Population Code Description Super Population Code
CHB Han Chinese in Beijing, China EAS
JPT Japanese in Tokyo, Japan EAS
CHS Southern Han Chinese EAS
CDX Chinese Dai in Xishuangbanna, China EAS
KHV Kinh in Ho Chi Minh City, Vietnam EAS
  1. Association testing:
    • Perform an association test using the T2DM binary phenotype and correcting for population structure (covariate).
    • Reuse the scripts 04_association_test from the teaching practicals.
    • How many SNP (ID) are lower than the pvalue (P) threshold: \(P< 5×10^{-8}\). tip: use the slurm-out-manhattan-plot.txt
    • Which SNP (ID) has the lowest pvalue (P)? tip: use the slurm-out-manhattan-plot.txt
    • Display the Manhattan plot and add a caption describing X-axis and Y-axis.
    • How does the plot compares with the one from the practicals? Speculate what could have gone wrong.
  2. Extract SNP genotypes:
    • Build the genotypes for the following SNP: 19:47137162:C:A.
    • Reuse the scripts 05_genotype from the teaching practicals.
    • How many alleles are in each SNP genotype? tip: use the slurm-out-plot_genotypes.txt
    • Display the distribution plots for each SNP and add a caption describing X-axis and Y-axis.
  3. Describe the working environment of the analysis:
    • Using a maximum of 500 words describe the set of tools and resources that allowed you to perform this analysis.

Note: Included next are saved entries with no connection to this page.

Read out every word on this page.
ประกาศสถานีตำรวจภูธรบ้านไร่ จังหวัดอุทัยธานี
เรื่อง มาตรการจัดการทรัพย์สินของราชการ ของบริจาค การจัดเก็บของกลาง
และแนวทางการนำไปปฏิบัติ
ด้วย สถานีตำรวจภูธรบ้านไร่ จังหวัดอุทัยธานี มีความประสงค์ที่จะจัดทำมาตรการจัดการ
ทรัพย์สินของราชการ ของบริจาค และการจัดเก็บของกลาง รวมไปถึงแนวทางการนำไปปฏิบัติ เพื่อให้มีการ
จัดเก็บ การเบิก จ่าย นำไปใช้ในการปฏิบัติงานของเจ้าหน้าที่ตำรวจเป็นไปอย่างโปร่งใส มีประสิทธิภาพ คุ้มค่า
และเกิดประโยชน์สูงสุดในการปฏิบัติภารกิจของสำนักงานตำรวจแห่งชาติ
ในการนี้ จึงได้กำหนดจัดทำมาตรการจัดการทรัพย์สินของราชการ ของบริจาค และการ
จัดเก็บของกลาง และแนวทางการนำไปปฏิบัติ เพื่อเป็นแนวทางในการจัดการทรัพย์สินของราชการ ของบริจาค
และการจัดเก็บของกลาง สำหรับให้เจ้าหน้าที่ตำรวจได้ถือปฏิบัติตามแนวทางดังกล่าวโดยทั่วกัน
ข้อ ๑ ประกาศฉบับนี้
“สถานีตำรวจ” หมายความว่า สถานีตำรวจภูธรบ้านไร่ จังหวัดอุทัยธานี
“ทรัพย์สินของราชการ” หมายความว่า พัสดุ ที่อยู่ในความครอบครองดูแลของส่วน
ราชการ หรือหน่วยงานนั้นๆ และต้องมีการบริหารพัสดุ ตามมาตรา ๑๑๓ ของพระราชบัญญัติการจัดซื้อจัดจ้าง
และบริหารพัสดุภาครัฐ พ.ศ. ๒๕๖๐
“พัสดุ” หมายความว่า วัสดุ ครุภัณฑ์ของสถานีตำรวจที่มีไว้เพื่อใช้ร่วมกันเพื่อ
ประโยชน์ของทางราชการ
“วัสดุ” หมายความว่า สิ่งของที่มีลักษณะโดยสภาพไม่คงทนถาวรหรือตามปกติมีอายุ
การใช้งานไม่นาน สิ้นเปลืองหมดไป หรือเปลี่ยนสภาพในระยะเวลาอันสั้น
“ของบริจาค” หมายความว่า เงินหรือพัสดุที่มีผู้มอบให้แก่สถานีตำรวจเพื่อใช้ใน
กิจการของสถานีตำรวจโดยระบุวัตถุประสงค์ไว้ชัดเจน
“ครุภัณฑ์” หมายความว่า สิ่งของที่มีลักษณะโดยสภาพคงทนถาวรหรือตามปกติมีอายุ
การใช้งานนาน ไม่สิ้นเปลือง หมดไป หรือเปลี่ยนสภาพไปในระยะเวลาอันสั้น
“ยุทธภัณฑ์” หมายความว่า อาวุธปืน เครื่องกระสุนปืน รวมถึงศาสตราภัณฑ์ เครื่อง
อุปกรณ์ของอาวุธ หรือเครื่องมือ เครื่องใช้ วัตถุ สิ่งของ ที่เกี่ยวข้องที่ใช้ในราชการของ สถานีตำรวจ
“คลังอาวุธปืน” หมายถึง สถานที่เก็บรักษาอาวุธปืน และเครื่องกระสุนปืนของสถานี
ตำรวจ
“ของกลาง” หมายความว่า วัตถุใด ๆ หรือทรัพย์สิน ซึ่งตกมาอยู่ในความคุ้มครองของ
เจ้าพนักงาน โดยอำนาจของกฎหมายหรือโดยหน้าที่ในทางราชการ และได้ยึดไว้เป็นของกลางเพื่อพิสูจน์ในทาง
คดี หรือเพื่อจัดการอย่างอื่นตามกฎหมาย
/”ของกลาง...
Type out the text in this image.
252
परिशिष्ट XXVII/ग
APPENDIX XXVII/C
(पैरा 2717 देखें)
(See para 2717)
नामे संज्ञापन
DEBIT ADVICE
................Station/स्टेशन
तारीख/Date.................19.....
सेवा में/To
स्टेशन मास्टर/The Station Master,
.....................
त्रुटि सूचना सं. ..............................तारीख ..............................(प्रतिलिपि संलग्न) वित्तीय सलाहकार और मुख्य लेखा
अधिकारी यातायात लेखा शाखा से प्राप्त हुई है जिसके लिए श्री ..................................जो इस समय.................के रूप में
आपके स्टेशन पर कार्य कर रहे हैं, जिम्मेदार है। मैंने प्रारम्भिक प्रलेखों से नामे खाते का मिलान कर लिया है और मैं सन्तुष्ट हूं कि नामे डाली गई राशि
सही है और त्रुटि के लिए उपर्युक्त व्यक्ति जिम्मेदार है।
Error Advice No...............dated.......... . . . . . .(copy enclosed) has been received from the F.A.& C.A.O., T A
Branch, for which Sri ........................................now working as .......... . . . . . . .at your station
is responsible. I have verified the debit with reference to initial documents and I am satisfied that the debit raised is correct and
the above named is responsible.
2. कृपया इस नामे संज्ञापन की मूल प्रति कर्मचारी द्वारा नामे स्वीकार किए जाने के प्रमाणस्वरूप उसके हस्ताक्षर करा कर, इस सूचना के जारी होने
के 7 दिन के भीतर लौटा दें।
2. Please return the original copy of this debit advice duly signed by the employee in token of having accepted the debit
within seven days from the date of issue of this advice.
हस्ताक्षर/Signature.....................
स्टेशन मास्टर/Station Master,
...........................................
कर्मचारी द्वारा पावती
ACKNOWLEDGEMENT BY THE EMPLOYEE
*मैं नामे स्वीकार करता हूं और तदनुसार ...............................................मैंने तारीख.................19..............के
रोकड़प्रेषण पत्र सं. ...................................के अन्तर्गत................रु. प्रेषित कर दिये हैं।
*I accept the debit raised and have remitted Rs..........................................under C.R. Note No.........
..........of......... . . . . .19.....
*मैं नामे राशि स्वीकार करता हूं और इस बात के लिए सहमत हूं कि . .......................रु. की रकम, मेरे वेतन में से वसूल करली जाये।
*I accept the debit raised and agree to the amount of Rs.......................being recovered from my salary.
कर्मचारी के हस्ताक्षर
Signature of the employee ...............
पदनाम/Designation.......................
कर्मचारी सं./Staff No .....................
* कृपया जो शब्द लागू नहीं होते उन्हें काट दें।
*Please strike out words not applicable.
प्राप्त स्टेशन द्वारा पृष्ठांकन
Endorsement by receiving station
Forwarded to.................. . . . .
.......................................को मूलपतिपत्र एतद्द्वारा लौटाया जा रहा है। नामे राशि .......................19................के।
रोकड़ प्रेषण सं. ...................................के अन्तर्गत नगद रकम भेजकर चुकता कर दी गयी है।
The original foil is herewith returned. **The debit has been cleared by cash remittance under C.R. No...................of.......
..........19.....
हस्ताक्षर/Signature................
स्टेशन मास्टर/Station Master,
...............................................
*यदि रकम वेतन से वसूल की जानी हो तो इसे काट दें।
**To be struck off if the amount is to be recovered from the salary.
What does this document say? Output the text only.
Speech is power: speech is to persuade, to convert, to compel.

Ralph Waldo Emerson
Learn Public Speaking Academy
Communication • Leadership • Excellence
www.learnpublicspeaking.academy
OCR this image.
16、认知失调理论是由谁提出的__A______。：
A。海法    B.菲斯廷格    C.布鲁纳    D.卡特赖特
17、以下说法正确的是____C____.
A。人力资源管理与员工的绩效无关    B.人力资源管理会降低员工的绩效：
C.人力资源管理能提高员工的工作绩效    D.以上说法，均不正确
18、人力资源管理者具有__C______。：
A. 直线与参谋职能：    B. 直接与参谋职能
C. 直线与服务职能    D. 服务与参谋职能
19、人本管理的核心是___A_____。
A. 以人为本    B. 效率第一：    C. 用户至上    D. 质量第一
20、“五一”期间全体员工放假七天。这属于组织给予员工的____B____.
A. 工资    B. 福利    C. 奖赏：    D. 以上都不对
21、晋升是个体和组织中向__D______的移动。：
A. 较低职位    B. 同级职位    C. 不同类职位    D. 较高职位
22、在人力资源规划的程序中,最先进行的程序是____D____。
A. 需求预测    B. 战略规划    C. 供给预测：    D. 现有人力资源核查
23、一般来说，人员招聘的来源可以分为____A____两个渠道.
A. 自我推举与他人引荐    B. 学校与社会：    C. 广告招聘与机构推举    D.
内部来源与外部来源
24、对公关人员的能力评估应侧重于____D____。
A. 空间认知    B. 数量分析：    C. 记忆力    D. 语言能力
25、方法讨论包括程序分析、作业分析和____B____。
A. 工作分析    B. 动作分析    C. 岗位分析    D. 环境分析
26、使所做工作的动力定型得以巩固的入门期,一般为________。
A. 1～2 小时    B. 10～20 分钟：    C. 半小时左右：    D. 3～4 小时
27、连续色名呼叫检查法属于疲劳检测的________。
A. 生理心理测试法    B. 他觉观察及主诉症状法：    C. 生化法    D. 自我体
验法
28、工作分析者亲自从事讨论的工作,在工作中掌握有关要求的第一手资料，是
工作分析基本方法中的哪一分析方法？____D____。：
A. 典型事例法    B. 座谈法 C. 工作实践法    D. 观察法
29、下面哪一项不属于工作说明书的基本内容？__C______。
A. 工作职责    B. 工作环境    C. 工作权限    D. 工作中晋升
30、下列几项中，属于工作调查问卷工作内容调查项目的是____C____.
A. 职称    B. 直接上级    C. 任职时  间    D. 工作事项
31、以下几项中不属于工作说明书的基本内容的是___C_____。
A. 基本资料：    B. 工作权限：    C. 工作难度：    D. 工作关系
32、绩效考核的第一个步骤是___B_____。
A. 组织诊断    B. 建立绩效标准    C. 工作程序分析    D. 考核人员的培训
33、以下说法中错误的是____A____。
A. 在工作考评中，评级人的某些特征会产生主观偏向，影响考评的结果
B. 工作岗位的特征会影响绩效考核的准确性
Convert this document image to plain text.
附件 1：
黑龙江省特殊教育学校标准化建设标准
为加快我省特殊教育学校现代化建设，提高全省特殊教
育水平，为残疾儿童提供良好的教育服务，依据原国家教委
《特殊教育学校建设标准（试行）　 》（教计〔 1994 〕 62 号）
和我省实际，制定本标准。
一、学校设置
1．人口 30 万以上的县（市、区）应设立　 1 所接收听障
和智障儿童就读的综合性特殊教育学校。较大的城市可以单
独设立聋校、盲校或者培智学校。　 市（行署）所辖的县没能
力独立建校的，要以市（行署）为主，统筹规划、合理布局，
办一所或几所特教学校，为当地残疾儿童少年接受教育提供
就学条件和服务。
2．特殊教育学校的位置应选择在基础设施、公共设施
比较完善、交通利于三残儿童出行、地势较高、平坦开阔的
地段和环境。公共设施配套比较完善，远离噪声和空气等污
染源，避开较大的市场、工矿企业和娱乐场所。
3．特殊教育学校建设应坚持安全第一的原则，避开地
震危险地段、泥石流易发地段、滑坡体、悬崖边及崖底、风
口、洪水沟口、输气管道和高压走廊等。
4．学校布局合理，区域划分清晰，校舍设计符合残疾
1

This should include the HPC, SSH connection from your local machine, job scheduler, and coding languages used in the scripts.

Report

Hand in via MMS a report in PDF format (max. 10 pages) which contains details of each step of the process (tasks 1-5), describing the methodology applied and decisions you take.

Marking

This practical will be marked according to the graduate school mark descriptors. All documents relating to the mark descriptors (and their conversion to the 20 point scale) can be found on the graduate school webpages.

Details for good academic practice are outlined on the University webpages.
Details on Graduate School penalties, extension request etc, please refer to the student rules section.

Any use of AI tools, including large language models such as ChatGPT, needs to be acknowledged, referenced, and logged. If used, text generated by AI should be in quotation marks and referenced as private communication. Code and its comments need to be clearly highlighted and referenced. All AI interactions used for coding, or for report writing should be annexed to the submission as a searchable text file.